Thursday, May 13, 2010

Tragedy Journal 7 (Wild Duck Act 4)

Readers are attracted to moments of intensity in a writer's work. By what means and with what effect have writers in your study offered heightened emotional moments designed to arrest the reader's attention?

Scandal and affairs are commonly used to heighten emotions in relationships. In Act Four of the Wild Duck, Hjalmar has discovered that his wife Gina has hidden a previous relationship with Werle, "GINA. Well, you might as well know it all. He didn't give up till he had his way. HJALMAR. (with a clap of his hands). And this is the mother of my child! How could you keep that hidden from me!" (Ibsen 183). The fact that Gina has had this previous relationship with an enemy of the Ekdal family drives the emotions deep into Hjalmar. This accentuates the motif of the wild duck and how the Ekdal family represents a wounded wild duck.

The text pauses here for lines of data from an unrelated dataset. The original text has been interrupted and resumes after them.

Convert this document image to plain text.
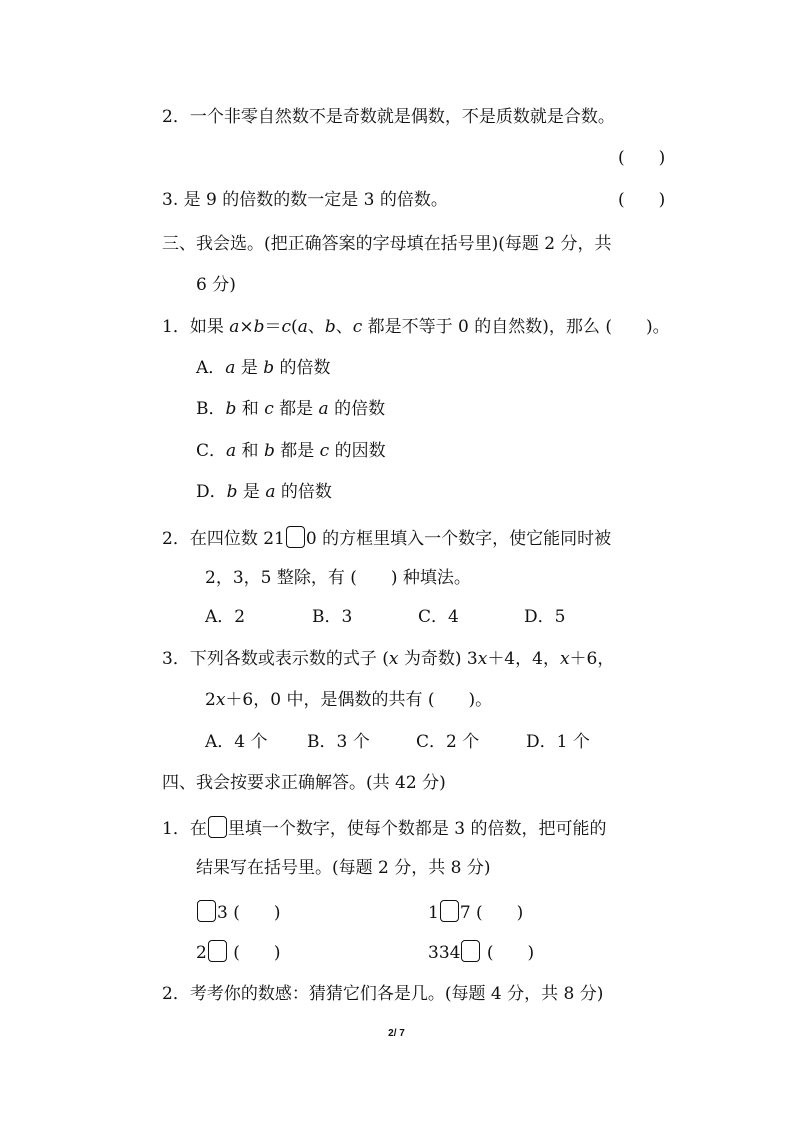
2．一个非零自然数不是奇数就是偶数，不是质数就是合数。
(　　)
3. 是 9 的倍数的数一定是 3 的倍数。	(　　)
三、我会选。(把正确答案的字母填在括号里)(每题 2 分，共
6 分)
1．如果 a×b＝c(a、b、c 都是不等于 0 的自然数)，那么 (　　)。
A．a 是 b 的倍数
B．b 和 c 都是 a 的倍数
C．a 和 b 都是 c 的因数
D．b 是 a 的倍数
2．在四位数 21 0 的方框里填入一个数字，使它能同时被
2，3，5 整除，有 (　　) 种填法。
A．2	B．3	C．4	D．5
3．下列各数或表示数的式子 (x 为奇数) 3x＋4，4，x＋6，
2x＋6，0 中，是偶数的共有 (　　)。
A．4 个 B．3 个	C．2 个	D．1 个
四、我会按要求正确解答。(共 42 分)
1．在 里填一个数字，使每个数都是 3 的倍数，把可能的
结果写在括号里。(每题 2 分，共 8 分)
3 (　　)	1 7 (　　)
2 (　　)	334 (　　)
2．考考你的数感：猜猜它们各是几。(每题 4 分，共 8 分)
2/ 7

In Oedipus, the scandal of Oedipus marrying his mother and bedding down with her is enough to send the traditional audiences in Greece reeling. Sophocles tries to make this realization of the scandal very dramatic, "O god - All come true, all burst to light! O light - now let me look my last on you! I stand revealed at last - cursed in my birth, cursed in marriage, cursed in the lives I cut down with these hands!" (Sophocles 1306-1310). Both characters realize their scandals in different ways, Oedipus brings the burden upon himself, whereas Hjalmar attempts to put the blame on his wife Gina, "it'll be your past, Gina, that killed it" (Ibsen 184).

Wednesday, May 12, 2010

Tragedy Journal 6 (Wild Duck Act 3)

"Visual action can be as important on the stage as speech."

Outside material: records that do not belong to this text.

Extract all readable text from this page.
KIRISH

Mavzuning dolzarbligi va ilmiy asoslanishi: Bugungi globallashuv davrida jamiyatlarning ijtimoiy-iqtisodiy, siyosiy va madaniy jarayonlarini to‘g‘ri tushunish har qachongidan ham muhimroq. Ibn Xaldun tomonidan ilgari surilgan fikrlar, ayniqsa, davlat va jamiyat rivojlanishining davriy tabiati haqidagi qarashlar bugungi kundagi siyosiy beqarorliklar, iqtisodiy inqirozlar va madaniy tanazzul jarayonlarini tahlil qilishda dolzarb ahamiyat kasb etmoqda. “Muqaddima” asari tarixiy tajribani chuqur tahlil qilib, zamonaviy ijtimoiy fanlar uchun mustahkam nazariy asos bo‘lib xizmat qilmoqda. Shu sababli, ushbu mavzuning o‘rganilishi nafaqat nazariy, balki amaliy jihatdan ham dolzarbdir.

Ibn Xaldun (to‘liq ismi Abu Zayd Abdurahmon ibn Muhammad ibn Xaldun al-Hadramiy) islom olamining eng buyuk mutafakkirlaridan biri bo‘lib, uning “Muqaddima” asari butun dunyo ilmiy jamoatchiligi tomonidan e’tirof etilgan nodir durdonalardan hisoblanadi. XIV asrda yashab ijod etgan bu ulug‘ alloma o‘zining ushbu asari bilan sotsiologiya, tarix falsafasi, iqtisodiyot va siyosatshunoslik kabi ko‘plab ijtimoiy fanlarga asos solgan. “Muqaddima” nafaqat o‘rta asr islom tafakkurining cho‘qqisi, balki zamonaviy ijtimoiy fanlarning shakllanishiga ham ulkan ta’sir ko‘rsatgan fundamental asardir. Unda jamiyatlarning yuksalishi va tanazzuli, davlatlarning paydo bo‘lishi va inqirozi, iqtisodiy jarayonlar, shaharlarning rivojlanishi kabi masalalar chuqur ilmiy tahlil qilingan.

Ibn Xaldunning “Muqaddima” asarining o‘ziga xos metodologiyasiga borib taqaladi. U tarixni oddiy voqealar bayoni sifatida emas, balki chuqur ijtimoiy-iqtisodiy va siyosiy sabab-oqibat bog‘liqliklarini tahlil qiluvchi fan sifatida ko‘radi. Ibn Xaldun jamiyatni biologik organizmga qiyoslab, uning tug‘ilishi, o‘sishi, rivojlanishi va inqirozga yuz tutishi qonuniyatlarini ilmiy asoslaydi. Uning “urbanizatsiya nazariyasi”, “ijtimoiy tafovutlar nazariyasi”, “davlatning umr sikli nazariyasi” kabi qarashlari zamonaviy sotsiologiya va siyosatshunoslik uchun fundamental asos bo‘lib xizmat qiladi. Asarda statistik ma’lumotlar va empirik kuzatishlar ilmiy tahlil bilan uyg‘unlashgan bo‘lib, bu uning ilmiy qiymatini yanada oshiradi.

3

From the works that I have studied, I believe that this statement is true. Sophocles' Oedipus only occasionally uses stage directions, while Ibsen's Wild Duck makes stage directions pronounced and detailed, allowing script readers to understand more fully the physical actions that the characters carry out. Ibsen uses more detailed stage directions in order to clarify the characters' emotions. Also because of the time that Ibsen wrote the play, it fits the context of modernism and realism where stage directions made the actors act in a more realistic manner.

Ibsen expresses the extent of Old Ekdal's age in these stage directions "(Old Ekdal enters from his room, without his pipe, but with his old military cap on his head; his walk is a bit unsteady)" (Ibsen 149). "(Ekdal stumbles, muttering, over to the sofa." (Ibsen 149). These stage directions make it easier to see what the playwright is attempting to express.

Sophocles expresses very little of the characters through his stage directions as demonstrated in this passage, "Children, where are you? Here come quickly - Groping for ANTIGONE and ISMENE, who approach their father cautiously, then embrace him" (Sophocles 1620-1621). Sophocles only explains what is happening, without providing much detail about character's facial expressions or actions. Because of the extent of which the characters express their emotions through dialogue, Sophocles allows some interpretation to be made by the actor through the words in the script instead of the stage directions.